Frustration in training is common; remember this quote. Progress has been mentioned throughout the article, but acknowledging that it is not one-dimensional has not. To further explain this, let's ask the question: what is progress in the client's perspective? Absolute strength, technique, performance in competition, mindset, recovery from an injury, knowledge for future coaching endeavor are possible answers. Primarily hiring a coach is to get stronger and develop more maximal strength followed by better performance in competition for the competitive athlete. As discussed in the video feedback section, progress is hard to see day to day. It is highly suggested to look at the grand scheme and review the level of progress on the frustrating days. Every client will feel a level of depression when things do not seem to go well. As a client, those are the times to understand with an open mind and open heart for themselves that progress can be measured in more ways than just weight on a bar. As a client, am I better than before? Am I healthier and not injured? Did I tie my personal record at a lower bodyweight? Did I have a great performance at the meet? Did I best my personal record squat? This sport is a hobby to a majority of clients. Be kind to yourself and look at how far you have come.
This is a topic that will tie into the coach's perspective article to be written later. For the client, ask questions. It is that simple. Discuss with the coach about everything related to the service you are receiving:
- Programming methodology
- Approach to movement patterns
- Cues to think about for competition lifts
- Game day strategy
- RPE of working sets
- Long term planning
It is the right of the client to learn from their coach and that is what a quality coach will strive for. All levels of athletes will work with a coach for various reasons but it is a disservice to the client not to ask questions and gain knowledge from the coach and his or her expertise.

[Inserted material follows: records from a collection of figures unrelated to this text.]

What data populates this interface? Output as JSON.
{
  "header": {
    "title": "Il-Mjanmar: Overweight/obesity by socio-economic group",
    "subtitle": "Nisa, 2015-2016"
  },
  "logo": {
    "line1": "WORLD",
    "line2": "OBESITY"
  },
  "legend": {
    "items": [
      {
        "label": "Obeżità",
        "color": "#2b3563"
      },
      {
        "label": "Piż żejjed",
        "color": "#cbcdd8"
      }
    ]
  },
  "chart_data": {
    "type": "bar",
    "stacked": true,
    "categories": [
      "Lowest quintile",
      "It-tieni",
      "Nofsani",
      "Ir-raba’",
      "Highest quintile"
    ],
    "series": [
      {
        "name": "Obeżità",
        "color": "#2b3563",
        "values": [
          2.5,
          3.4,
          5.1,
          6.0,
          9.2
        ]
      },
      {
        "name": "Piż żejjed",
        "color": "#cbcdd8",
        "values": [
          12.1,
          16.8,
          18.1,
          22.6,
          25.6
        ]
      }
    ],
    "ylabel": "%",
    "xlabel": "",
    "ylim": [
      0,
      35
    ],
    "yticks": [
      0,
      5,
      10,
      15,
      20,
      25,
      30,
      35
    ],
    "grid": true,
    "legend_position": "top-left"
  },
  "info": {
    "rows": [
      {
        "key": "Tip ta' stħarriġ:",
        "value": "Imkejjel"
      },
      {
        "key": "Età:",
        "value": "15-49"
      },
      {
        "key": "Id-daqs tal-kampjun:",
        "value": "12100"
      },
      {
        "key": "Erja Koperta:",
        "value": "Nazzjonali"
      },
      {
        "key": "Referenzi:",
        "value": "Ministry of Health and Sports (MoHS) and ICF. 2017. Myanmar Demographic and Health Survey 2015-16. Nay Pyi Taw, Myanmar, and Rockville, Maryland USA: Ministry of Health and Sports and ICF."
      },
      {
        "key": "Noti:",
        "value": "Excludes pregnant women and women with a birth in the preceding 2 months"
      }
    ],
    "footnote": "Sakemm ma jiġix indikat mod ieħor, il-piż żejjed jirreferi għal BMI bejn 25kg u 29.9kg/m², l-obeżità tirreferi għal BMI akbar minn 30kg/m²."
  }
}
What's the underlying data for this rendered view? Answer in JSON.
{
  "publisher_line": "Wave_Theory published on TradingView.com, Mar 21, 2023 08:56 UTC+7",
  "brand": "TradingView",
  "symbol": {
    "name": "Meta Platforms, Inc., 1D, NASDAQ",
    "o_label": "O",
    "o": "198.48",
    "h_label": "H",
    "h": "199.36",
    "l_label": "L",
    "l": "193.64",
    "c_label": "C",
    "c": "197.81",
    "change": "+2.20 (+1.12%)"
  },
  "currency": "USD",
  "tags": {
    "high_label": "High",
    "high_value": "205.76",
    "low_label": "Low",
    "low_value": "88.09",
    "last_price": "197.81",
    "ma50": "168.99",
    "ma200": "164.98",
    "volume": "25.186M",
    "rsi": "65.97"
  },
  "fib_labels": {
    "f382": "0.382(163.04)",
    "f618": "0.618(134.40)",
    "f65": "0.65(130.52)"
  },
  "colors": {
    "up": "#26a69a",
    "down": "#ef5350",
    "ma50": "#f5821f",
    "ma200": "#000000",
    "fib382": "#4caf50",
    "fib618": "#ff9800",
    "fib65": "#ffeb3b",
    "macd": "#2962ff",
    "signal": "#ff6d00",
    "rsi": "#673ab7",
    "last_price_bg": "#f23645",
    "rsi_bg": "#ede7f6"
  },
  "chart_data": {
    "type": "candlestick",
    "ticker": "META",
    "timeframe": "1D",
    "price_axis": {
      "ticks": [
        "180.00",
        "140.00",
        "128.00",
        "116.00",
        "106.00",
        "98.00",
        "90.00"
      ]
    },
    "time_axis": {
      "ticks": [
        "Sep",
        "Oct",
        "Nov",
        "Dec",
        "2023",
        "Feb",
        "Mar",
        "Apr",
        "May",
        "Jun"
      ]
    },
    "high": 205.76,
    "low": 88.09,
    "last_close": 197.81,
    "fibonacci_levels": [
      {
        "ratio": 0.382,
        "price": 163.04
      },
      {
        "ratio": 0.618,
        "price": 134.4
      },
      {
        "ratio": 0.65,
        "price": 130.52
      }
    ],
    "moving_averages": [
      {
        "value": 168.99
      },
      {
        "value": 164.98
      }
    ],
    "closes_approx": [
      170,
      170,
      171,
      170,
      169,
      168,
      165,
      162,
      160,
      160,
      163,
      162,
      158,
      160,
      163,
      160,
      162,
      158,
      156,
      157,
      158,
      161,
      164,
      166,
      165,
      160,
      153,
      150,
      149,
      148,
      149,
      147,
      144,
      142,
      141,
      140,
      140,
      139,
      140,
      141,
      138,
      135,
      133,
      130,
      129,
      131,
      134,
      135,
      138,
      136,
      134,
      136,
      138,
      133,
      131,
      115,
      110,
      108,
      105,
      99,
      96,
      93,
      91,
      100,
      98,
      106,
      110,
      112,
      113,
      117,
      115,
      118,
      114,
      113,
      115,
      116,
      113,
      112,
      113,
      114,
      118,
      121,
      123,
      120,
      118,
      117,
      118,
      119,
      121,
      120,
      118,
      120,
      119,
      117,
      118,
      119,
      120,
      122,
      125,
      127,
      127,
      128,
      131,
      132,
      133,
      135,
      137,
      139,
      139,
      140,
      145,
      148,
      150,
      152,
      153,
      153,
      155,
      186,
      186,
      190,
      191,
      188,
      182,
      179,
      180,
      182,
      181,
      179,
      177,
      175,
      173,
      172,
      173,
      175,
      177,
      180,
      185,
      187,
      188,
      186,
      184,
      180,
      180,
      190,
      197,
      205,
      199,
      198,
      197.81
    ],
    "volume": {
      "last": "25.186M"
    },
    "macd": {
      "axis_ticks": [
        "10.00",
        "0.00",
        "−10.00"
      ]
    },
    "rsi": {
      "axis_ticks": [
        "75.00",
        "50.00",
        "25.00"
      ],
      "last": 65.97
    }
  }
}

Overall, there are two key characteristics that a client can use to help become a better athlete. Communication is number one. Being in contact and providing the necessary information to the coach will have profound benefits. Video feeback, asking questions, and relaying training information will all bode in a positive experience for both parties in the relationship. The second important characteristic is mindset. Mindset ropes in both trust and positivity. Trusting the coach and their abilities is vital especially for due diligence and to reap the benefits of programming. Positive mindset of progress is the awareness to grow as a lifter on various fronts of as an athlete.